What Is The Company Worth? 

Every amateur accountant knows the central equation of the balance sheet: Assets equal liabilities plus equity. The principle is that the two values on opposite sides of the equation must always balance. At least that’s what the accounting department prefers and what the general ledger demands. But what if they don’t?

For an investor, the equation can be rewritten as Equity = Assets minus Liabilities. Equity is the combined stock value. If the stock value, or total equity in a company is higher than assets minus liabilities, then the stock is overpriced. In other words, new stockholders are being asked to pay a premium over the actual bankable value of the enterprise on the day they invest.

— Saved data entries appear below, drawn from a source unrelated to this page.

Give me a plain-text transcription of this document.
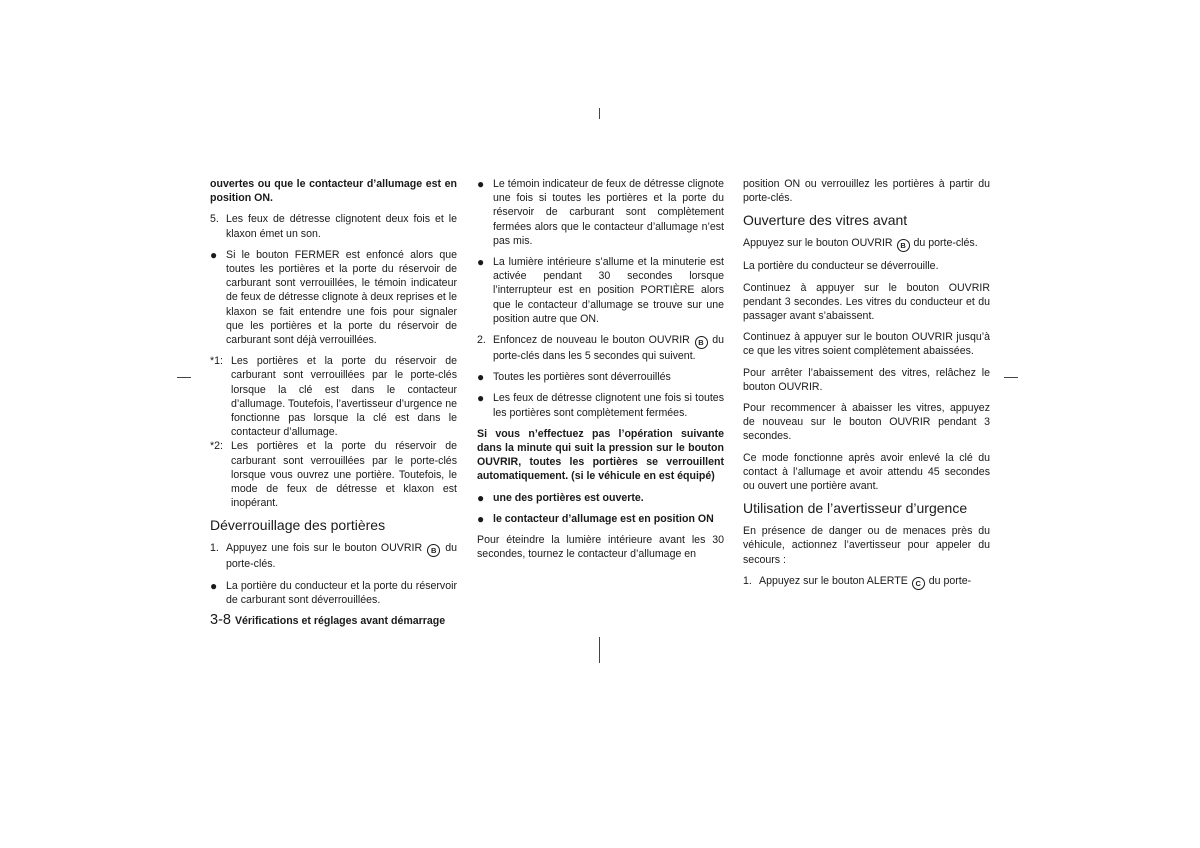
ouvertes ou que le contacteur d’allumage est en position ON.

5. Les feux de détresse clignotent deux fois et le klaxon émet un son.
● Si le bouton FERMER est enfoncé alors que toutes les portières et la porte du réservoir de carburant sont verrouillées, le témoin indicateur de feux de détresse clignote à deux reprises et le klaxon se fait entendre une fois pour signaler que les portières et la porte du réservoir de carburant sont déjà verrouillées.
*1: Les portières et la porte du réservoir de carburant sont verrouillées par le porte-clés lorsque la clé est dans le contacteur d’allumage. Toutefois, l’avertisseur d’urgence ne fonctionne pas lorsque la clé est dans le contacteur d’allumage.
*2: Les portières et la porte du réservoir de carburant sont verrouillées par le porte-clés lorsque vous ouvrez une portière. Toutefois, le mode de feux de détresse et klaxon est inopérant.
Déverrouillage des portières
1. Appuyez une fois sur le bouton OUVRIR B du porte-clés.
● La portière du conducteur et la porte du réservoir de carburant sont déverrouillées.
● Le témoin indicateur de feux de détresse clignote une fois si toutes les portières et la porte du réservoir de carburant sont complètement fermées alors que le contacteur d’allumage n’est pas mis.
● La lumière intérieure s’allume et la minuterie est activée pendant 30 secondes lorsque l’interrupteur est en position PORTIÈRE alors que le contacteur d’allumage se trouve sur une position autre que ON.
2. Enfoncez de nouveau le bouton OUVRIR B du porte-clés dans les 5 secondes qui suivent.
● Toutes les portières sont déverrouillés
● Les feux de détresse clignotent une fois si toutes les portières sont complètement fermées.

Si vous n’effectuez pas l’opération suivante dans la minute qui suit la pression sur le bouton OUVRIR, toutes les portières se verrouillent automatiquement. (si le véhicule en est équipé)

● une des portières est ouverte.
● le contacteur d’allumage est en position ON

Pour éteindre la lumière intérieure avant les 30 secondes, tournez le contacteur d’allumage en

position ON ou verrouillez les portières à partir du porte-clés.

Ouverture des vitres avant

Appuyez sur le bouton OUVRIR B du porte-clés.

La portière du conducteur se déverrouille.

Continuez à appuyer sur le bouton OUVRIR pendant 3 secondes. Les vitres du conducteur et du passager avant s’abaissent.

Continuez à appuyer sur le bouton OUVRIR jusqu’à ce que les vitres soient complètement abaissées.

Pour arrêter l’abaissement des vitres, relâchez le bouton OUVRIR.

Pour recommencer à abaisser les vitres, appuyez de nouveau sur le bouton OUVRIR pendant 3 secondes.

Ce mode fonctionne après avoir enlevé la clé du contact à l’allumage et avoir attendu 45 secondes ou ouvert une portière avant.

Utilisation de l’avertisseur d’urgence

En présence de danger ou de menaces près du véhicule, actionnez l’avertisseur pour appeler du secours :

1. Appuyez sur le bouton ALERTE C du porte-
3-8 Vérifications et réglages avant démarrage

On the other hand, if equity is less than assets minus liabilities, it means the stock is underpriced. Why? Because if an investor were to walk in and buy the company, break it up and sell off the assets and pay all the liabilities, they would be left with more money than when they started. The total amount they paid for the stock would be less than they could sell the company for.

The Variable 

Knowing what a company is worth isn’t as difficult as most financial professionals would like everyone to believe. Publicly traded corporations are required by law not only to publish their financials every quarter, but also to publish a balance sheet which clearly spells out what a company owns, what they owe and to whom, and how many outstanding shares of stock there are. From that information alone, it is possible to determine the legitimacy of a stock price.

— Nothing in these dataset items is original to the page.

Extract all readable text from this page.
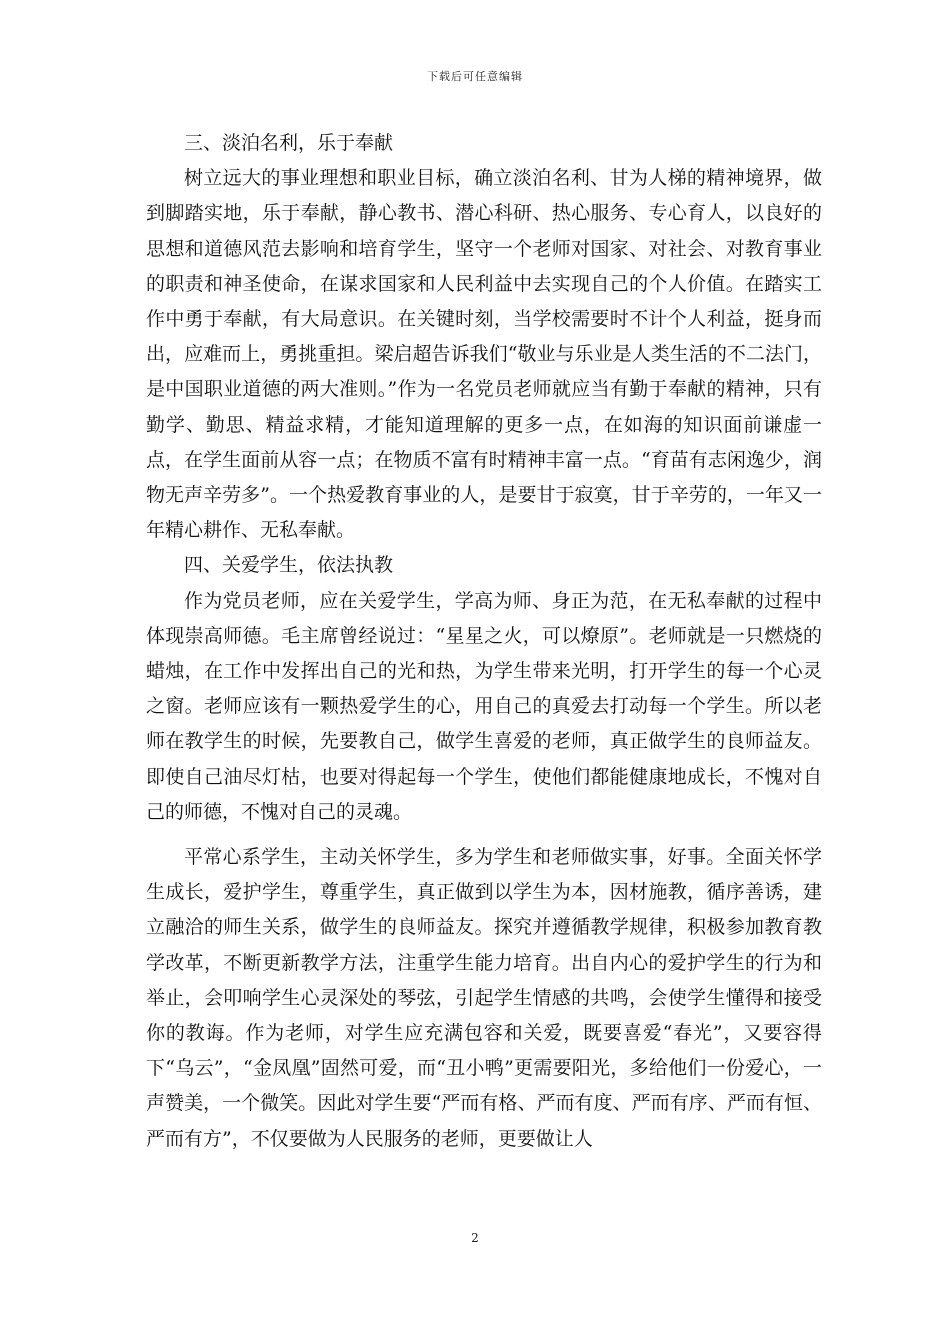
下载后可任意编辑

三、淡泊名利，乐于奉献

树立远大的事业理想和职业目标，确立淡泊名利、甘为人梯的精神境界，做到脚踏实地，乐于奉献，静心教书、潜心科研、热心服务、专心育人，以良好的思想和道德风范去影响和培育学生，坚守一个老师对国家、对社会、对教育事业的职责和神圣使命，在谋求国家和人民利益中去实现自己的个人价值。在踏实工作中勇于奉献，有大局意识。在关键时刻，当学校需要时不计个人利益，挺身而出，应难而上，勇挑重担。梁启超告诉我们“敬业与乐业是人类生活的不二法门，是中国职业道德的两大准则。”作为一名党员老师就应当有勤于奉献的精神，只有勤学、勤思、精益求精，才能知道理解的更多一点，在如海的知识面前谦虚一点，在学生面前从容一点；在物质不富有时精神丰富一点。“育苗有志闲逸少，润物无声辛劳多”。一个热爱教育事业的人，是要甘于寂寞，甘于辛劳的，一年又一年精心耕作、无私奉献。

四、关爱学生，依法执教

作为党员老师，应在关爱学生，学高为师、身正为范，在无私奉献的过程中体现崇高师德。毛主席曾经说过：“星星之火，可以燎原”。老师就是一只燃烧的蜡烛，在工作中发挥出自己的光和热，为学生带来光明，打开学生的每一个心灵之窗。老师应该有一颗热爱学生的心，用自己的真爱去打动每一个学生。所以老师在教学生的时候，先要教自己，做学生喜爱的老师，真正做学生的良师益友。即使自己油尽灯枯，也要对得起每一个学生，使他们都能健康地成长，不愧对自己的师德，不愧对自己的灵魂。

平常心系学生，主动关怀学生，多为学生和老师做实事，好事。全面关怀学生成长，爱护学生，尊重学生，真正做到以学生为本，因材施教，循序善诱，建立融洽的师生关系，做学生的良师益友。探究并遵循教学规律，积极参加教育教学改革，不断更新教学方法，注重学生能力培育。出自内心的爱护学生的行为和举止，会叩响学生心灵深处的琴弦，引起学生情感的共鸣，会使学生懂得和接受你的教诲。作为老师，对学生应充满包容和关爱，既要喜爱“春光”，又要容得下“乌云”，“金凤凰”固然可爱，而“丑小鸭”更需要阳光，多给他们一份爱心，一声赞美，一个微笑。因此对学生要“严而有格、严而有度、严而有序、严而有恒、严而有方”，不仅要做为人民服务的老师，更要做让人

2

But there is more to a corporation than its equity value. Every quarter, a corporation also publishes a profit and loss statement and notifies investors and the general public about its earnings. How much income the company had, how that income compares to previous quarters, and how much is being spent factor into a stock purchase decision too, especially if there are dividends or preferred shares to be had. If shares of a company’s stock are trading at $40, and each share is throwing off a $.40 dividend every quarter, then time becomes a factor in the purchasing decision. Even if the shares are overpriced relative to the corporation’s assets, they are generating 4% income every year. If the shares are overpriced by say, 10%, as long as that dividend is coming in, the difference between equity and assets will be paid for in less than three years. All the dividends after that are pure profit.

The Decision 

Far too often, investors fail to evaluate these simple metrics in favor of whatever measure they believe is a more accurate barometer of a company’s ability to make money. While it is true some investments are optimistic “bets” on the future of the enterprise, far too many of those investments are treated like venture capital by people who are not in a position to take that magnitude of risk. Retirement accounts, pension funds and family nest eggs require a more cautious approach, even if those investors find they don’t get the outsized returns they read about in the breathless reports of skyrocketing small caps and technological triumph.

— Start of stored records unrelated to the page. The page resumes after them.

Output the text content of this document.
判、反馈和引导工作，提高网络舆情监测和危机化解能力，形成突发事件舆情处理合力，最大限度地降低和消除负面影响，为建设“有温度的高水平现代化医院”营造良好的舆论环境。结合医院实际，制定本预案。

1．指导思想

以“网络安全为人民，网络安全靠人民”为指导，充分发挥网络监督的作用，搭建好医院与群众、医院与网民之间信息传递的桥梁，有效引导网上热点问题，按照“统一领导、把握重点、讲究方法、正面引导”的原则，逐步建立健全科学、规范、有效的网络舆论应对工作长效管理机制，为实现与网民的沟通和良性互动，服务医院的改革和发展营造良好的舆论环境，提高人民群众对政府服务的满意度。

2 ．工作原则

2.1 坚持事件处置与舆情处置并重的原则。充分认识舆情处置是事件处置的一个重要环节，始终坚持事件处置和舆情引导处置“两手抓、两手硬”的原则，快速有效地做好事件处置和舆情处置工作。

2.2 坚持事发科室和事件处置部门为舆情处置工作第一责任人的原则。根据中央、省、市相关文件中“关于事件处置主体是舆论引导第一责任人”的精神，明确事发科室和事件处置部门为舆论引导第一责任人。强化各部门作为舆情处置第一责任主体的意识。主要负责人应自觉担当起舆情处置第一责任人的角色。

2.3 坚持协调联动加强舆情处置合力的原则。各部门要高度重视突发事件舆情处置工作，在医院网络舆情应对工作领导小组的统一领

In the process, the less risk-tolerant investor overpays, tacks on a few fees, misses the dividend entirely and finds themselves in a five year race to get back to parity instead of adding to their hard won salary and other earnings.

This kind of thinking is like the running game in football. It’s not sexy but it’s got teeth, and employed properly it can be a formidable weapon in the battle to preserve wealth. Ultimately, the quality of every investment decision will eventually come down to math, and in an age where there are billions of electronic computers on the planet, there is no excuse for any investor to not know with precise exactitude how their numbers compare to those of investors who aren’t constantly fighting gravity.

Paying exactly what a stock share is worth is how investors trade gravity for wings.